The extent of the mislabeled sequence problem remains a matter of speculation, but a few studies have lent some insight. Earlier this year, for instance, Langdon searched a subset of data from the 1,000 Genomes Project for possible contamination. “About 7 percent of samples have Mycoplasma contamination,” he said.
Another study this year found Bradyrhizobium as a common sequence contaminant in eukaryotic sequences. For instance, sequences assigned to taxa as diverse as a Tibetan antelope, a fungus, a protozoa, and Homo sapiens are all Bradyrhizobium. “The problem is much more extensive,” Martin Laurence, the founder of ShipShaw labs who led the study, told The Scientist in an e-mail. “I have a long, unpublished list of contaminated sequences, since the DNA extraction kits I use are also contaminated, so I end up seeing a zoo of animals in my human clinical species (parrot sequences are particularly popular),” he continued. “Obviously, there were no parrots or Tibetan antelopes anywhere near my samples.”

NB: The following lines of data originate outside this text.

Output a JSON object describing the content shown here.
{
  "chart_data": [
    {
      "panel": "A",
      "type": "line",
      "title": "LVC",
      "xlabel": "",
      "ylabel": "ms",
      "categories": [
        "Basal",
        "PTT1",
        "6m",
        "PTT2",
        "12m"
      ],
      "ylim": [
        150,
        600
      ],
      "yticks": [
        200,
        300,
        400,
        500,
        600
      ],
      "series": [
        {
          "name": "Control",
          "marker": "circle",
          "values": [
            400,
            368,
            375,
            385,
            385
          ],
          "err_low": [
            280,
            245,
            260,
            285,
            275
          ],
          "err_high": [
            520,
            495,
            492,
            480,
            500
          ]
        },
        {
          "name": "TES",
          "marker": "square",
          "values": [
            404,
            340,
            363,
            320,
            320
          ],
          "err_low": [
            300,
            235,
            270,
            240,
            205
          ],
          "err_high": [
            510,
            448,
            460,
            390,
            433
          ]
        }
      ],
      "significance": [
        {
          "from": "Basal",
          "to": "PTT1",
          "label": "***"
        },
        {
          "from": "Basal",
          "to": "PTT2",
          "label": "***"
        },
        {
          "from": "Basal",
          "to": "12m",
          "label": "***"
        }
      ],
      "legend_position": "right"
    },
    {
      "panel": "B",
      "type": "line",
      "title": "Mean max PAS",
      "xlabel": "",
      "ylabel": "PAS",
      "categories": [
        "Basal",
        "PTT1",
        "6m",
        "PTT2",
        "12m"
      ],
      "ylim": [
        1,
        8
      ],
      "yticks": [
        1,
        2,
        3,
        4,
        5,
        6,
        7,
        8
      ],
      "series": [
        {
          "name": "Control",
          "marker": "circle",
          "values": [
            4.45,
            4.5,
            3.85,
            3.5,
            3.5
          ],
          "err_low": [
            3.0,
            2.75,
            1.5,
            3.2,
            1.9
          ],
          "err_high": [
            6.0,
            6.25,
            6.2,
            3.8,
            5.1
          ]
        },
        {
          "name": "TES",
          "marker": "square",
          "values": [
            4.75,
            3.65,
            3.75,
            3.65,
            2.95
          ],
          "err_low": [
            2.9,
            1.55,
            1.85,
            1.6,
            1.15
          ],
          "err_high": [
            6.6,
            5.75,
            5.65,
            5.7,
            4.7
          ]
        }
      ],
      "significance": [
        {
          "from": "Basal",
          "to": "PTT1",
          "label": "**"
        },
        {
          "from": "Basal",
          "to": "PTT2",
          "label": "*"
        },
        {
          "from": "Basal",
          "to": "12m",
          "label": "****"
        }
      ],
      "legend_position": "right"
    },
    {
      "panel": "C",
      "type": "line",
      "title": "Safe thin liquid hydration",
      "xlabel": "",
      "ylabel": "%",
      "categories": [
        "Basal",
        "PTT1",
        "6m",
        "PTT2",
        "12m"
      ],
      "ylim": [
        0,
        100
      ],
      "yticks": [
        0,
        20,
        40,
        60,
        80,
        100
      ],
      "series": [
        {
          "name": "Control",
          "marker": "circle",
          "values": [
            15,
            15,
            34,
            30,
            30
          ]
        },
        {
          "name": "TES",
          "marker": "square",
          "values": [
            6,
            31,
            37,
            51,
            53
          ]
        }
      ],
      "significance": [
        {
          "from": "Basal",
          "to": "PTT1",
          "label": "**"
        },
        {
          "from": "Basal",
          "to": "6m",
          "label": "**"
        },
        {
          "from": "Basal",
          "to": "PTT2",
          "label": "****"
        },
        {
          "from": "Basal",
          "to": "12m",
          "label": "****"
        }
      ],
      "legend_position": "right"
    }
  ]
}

Evolutionary biologist Stephen Smith at the University of Michigan builds large phylogenetic trees of plants. In one project, on a group of plants including cacti and carnivorous species, Smith analyzed about 4,000 organisms that had enough overlapping sequences in GenBank to make a tree. “Something on the order of 1 to 2 percent of what I used to build this tree is mislabeled,” he said. “It’s not a big number, but if you care where species fall within the phylogeny, it does make it a big deal.”
While it may be apparent that a sequence is mislabeled in GenBank, only the person who submitted the errant entry can correct it. While there are procedures to alert the database administrators to problems, it’s a laborious task for them to contact the submitters and investigate each case. Mislabeled submissions are sometimes corrected, but often they remain in the database.